In Wildomar, voters are being asked to consider a 1 percent transactions and use tax, which the City Council voted unanimously to place on the ballot.

The tax would be separate from existing sales taxes and would apply to any business transaction involving "tangible property,'' according to the measure. Supporters said the levy is vital for public safety, but opponents, identified in campaign literature as residents affiliated with, said the tax will be "placed in the general fund for any municipal purpose'' and will increase costs for virtually everything.

In Murrieta, Measure T is at issue and would entail raising the 7.75 percent sales tax to 8.75 percent. According to supporters, the adjustment would result in an estimated $14 million in additional revenue, helping sustain public safety services.

Murrieta resident Bob Landwehr wrote an opposition statement for the ballot, saying the city's books were balanced and Measure T was an attempt to push through an unnecessary tax.

In Canyon Lake, voters will decide whether it's time to extend the 3.95 percent utility users tax that went into effect in 2015. Measure S would extend the UUT indefinitely, instead of ending it on Dec. 31, 2020.

According to supporters, the measure ensures that the gated municipality's sole fire station will remain in operation. However, former councilman John Zaitz posted an opposition statement on the ballot saying the city is already forecasting a $538,000 budget deficit in the current fiscal year, leaving no assurance the station can be saved.

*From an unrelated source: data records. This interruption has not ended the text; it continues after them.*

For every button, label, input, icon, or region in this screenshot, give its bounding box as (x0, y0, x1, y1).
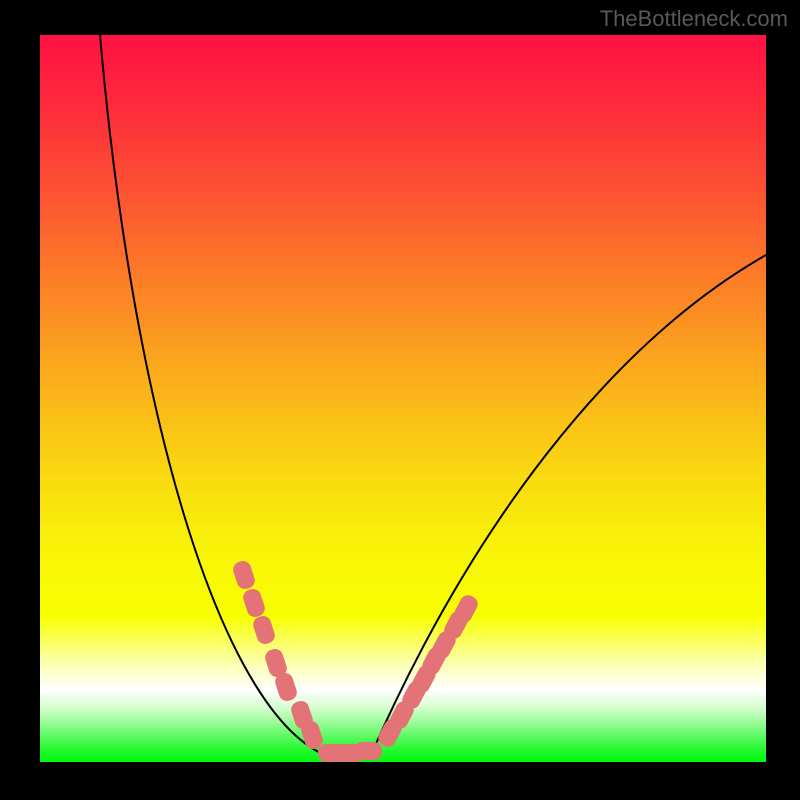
curve-marker (354, 742, 382, 760)
v-curve (40, 35, 766, 762)
watermark-text: TheBottleneck.com (600, 6, 788, 32)
plot-area (40, 35, 766, 762)
curve-marker (241, 587, 267, 619)
curve-marker (251, 614, 277, 646)
curve-marker (231, 559, 257, 591)
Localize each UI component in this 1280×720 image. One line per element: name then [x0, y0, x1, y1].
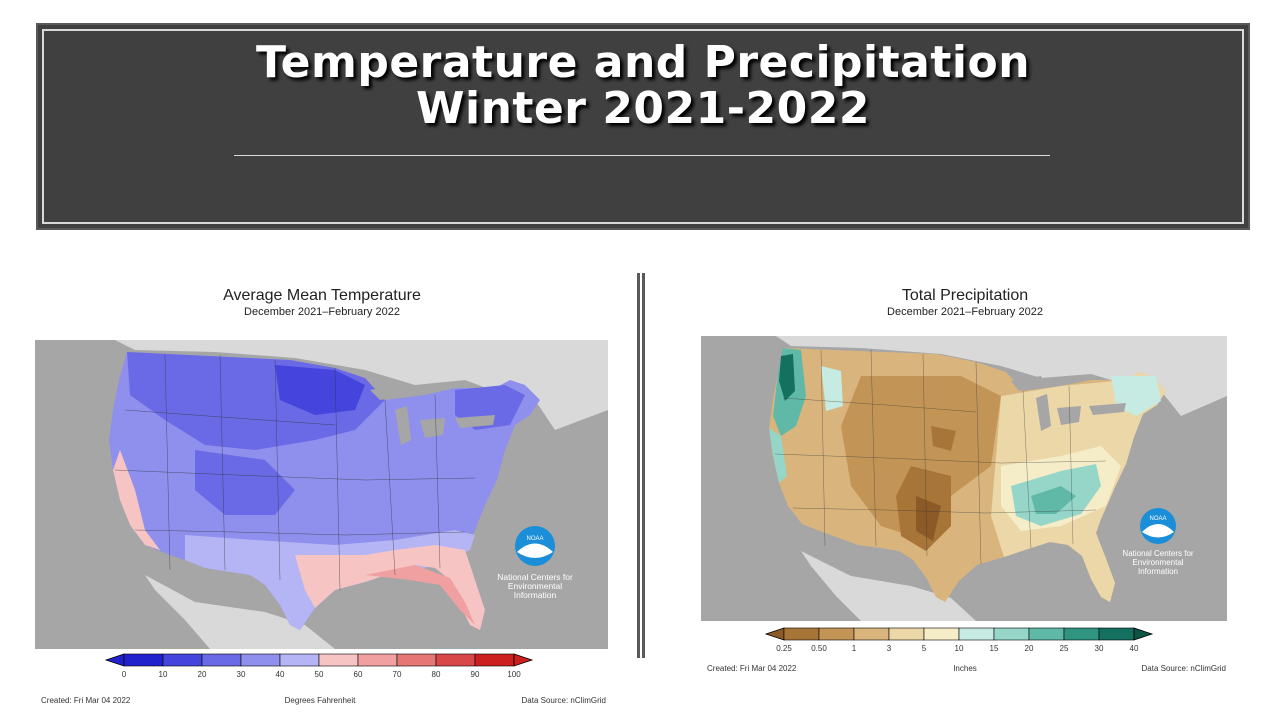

The city has struggled with Cal Fire to contain contract costs for emergency services. The firehouse was closed for a year due to the conflict.

School bond floats are in voters' control, each requiring 55 percent approval.

Measure W is before voters in Homeland, Nuevo and Perris, who will decide whether to OK up to $148 million in bonds for the Perris Union High School District.

Funds would cover the cost of constructing a new high school, paying for upgrades to existing academic structures and establishing "career-training facilities'' on campuses, according to campaign material.

Amortizing the bonds will cost about $30 per $100,000 of assessed value for residential and commercial properties in the district annually.

Lastly, Measure X impacts Aguanga, Anza, Hemet, Idyllwild and Winchester voters, who will decide whether to authorize $150 million in bonds, benefiting the Hemet Unified School District.

According to campaign documents, funding would go toward upgrades to classrooms and labs, replacement of plumbing and electrical systems at multiple schools and safety improvements.

Paying down the IOUs will cost affected property owners $49 per $100,000 of assessed value on their holdings annually, documents stated.